The majority of Americans can not use that threat. They haven't time, they are too busy, they are making their livings and supporting the Government; they can not spend their time in Washington or in their State capitals, watching Congressmen. Now and then, in a crisis, they can send up a roar from this whole country, and they do. But their voting can not undo anything that Congressmen have done.

If there is a candidate who promises to repeal laws and to reverse a course of action begun by men in Government, then voting can elect him. But electing him is no guarantee that he will keep his promise. He may not be able to keep it. He may be one of those politicians who make promises only to get votes. An average citizen has no means of knowing a candidate personally; no means of knowing how honorable he is.  In any case, while he is in office he controls himself; the voters have no control over him.

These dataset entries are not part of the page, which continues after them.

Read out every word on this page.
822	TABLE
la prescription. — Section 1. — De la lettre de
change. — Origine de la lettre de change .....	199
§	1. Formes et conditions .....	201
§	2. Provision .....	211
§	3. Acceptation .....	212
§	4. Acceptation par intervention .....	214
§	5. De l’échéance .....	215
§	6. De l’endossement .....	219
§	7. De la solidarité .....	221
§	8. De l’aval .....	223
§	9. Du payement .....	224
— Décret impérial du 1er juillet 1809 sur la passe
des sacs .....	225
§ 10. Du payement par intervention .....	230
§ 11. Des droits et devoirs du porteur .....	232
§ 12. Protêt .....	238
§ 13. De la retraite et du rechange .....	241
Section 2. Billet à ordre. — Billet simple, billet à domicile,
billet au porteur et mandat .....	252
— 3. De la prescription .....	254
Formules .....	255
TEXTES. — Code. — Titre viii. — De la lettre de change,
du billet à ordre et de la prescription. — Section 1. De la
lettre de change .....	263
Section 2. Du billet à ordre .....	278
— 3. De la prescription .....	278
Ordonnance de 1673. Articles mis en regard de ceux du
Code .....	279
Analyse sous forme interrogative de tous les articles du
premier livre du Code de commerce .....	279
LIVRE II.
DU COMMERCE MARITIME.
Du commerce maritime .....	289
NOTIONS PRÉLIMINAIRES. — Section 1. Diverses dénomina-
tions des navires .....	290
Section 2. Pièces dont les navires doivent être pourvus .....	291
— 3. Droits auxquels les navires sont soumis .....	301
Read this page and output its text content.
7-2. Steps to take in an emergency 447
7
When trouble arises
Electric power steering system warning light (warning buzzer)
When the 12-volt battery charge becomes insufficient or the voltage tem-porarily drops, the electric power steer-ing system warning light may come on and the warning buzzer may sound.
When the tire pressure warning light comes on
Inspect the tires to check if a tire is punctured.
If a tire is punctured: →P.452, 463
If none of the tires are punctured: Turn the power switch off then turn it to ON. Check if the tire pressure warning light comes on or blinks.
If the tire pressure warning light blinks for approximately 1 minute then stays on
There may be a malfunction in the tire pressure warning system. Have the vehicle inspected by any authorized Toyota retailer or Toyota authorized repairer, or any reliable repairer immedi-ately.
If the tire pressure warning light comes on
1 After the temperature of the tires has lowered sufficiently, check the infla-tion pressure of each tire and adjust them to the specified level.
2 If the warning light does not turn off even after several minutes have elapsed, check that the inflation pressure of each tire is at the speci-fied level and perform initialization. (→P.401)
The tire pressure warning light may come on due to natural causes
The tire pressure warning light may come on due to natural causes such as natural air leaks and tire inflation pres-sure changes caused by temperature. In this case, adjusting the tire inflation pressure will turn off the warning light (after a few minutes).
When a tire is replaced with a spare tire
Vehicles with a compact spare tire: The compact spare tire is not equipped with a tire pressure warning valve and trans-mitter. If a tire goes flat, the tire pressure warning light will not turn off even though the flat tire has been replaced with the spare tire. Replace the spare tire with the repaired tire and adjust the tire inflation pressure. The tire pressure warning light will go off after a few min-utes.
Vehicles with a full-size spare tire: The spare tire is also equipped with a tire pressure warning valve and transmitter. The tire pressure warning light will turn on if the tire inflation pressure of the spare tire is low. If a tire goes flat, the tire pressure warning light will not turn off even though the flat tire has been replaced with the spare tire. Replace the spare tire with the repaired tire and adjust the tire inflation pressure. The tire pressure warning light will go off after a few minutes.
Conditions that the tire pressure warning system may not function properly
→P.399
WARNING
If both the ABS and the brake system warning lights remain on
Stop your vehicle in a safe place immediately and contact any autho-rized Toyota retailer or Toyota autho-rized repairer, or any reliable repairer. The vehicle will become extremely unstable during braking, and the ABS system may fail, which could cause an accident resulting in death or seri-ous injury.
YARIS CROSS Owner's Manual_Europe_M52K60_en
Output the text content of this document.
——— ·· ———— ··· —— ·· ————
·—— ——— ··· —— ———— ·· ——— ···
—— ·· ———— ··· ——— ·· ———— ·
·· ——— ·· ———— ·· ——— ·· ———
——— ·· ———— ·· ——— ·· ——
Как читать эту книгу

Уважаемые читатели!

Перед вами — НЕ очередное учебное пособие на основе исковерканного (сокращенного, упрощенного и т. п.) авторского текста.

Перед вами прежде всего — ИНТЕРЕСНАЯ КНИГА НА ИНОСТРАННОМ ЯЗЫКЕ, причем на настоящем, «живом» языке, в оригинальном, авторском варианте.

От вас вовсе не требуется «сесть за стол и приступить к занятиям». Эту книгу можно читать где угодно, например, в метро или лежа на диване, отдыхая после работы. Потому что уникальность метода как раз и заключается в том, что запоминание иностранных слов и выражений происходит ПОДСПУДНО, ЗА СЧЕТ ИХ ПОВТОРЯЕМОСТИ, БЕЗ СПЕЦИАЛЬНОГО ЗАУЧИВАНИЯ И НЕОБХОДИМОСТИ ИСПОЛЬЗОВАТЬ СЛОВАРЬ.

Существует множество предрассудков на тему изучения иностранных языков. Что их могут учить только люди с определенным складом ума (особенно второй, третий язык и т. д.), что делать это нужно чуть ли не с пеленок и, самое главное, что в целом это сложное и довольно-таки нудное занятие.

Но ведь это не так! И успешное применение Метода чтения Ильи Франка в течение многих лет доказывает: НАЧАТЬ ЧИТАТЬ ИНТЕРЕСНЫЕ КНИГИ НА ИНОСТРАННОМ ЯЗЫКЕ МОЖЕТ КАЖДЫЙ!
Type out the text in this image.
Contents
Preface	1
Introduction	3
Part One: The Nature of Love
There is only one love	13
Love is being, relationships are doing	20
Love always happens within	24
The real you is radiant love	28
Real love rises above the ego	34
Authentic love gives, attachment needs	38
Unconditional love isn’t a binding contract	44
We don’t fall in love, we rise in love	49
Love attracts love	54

On the whole, of course, this is fortunate. For why does anyone suppose that a majority of citizens should control their Government? No one imagines that a majority of passengers should control a plane. No one assumes that, by majority vote, the patients, nurses, elevator boys and cooks and ambulance drivers and interns and telephone operators and students and scrubwomen in a hospital should control the hospital. Would you ever ride on a train if all passengers stepped into booths in the waiting-room and elected the train crews by majority vote,as intelligently as you elect the men whose names appear in lists before you in a voting booth?

Then why is it taken for granted that every person is endowed on his twenty-first birthday with a God-given right and ability to elect the men who decide questions of political philosophy and international diplomacy? This fantastic belief is no part of the American Revolution. Thomas Paine, Madison, Monroe, Jefferson, Washington, Franklin, did not entertain it for a moment. When this belief first affected American Government, it broke John Quincy Adams' heart; to him it meant the end of freedom on earth; it made him doubt the goodness of his God.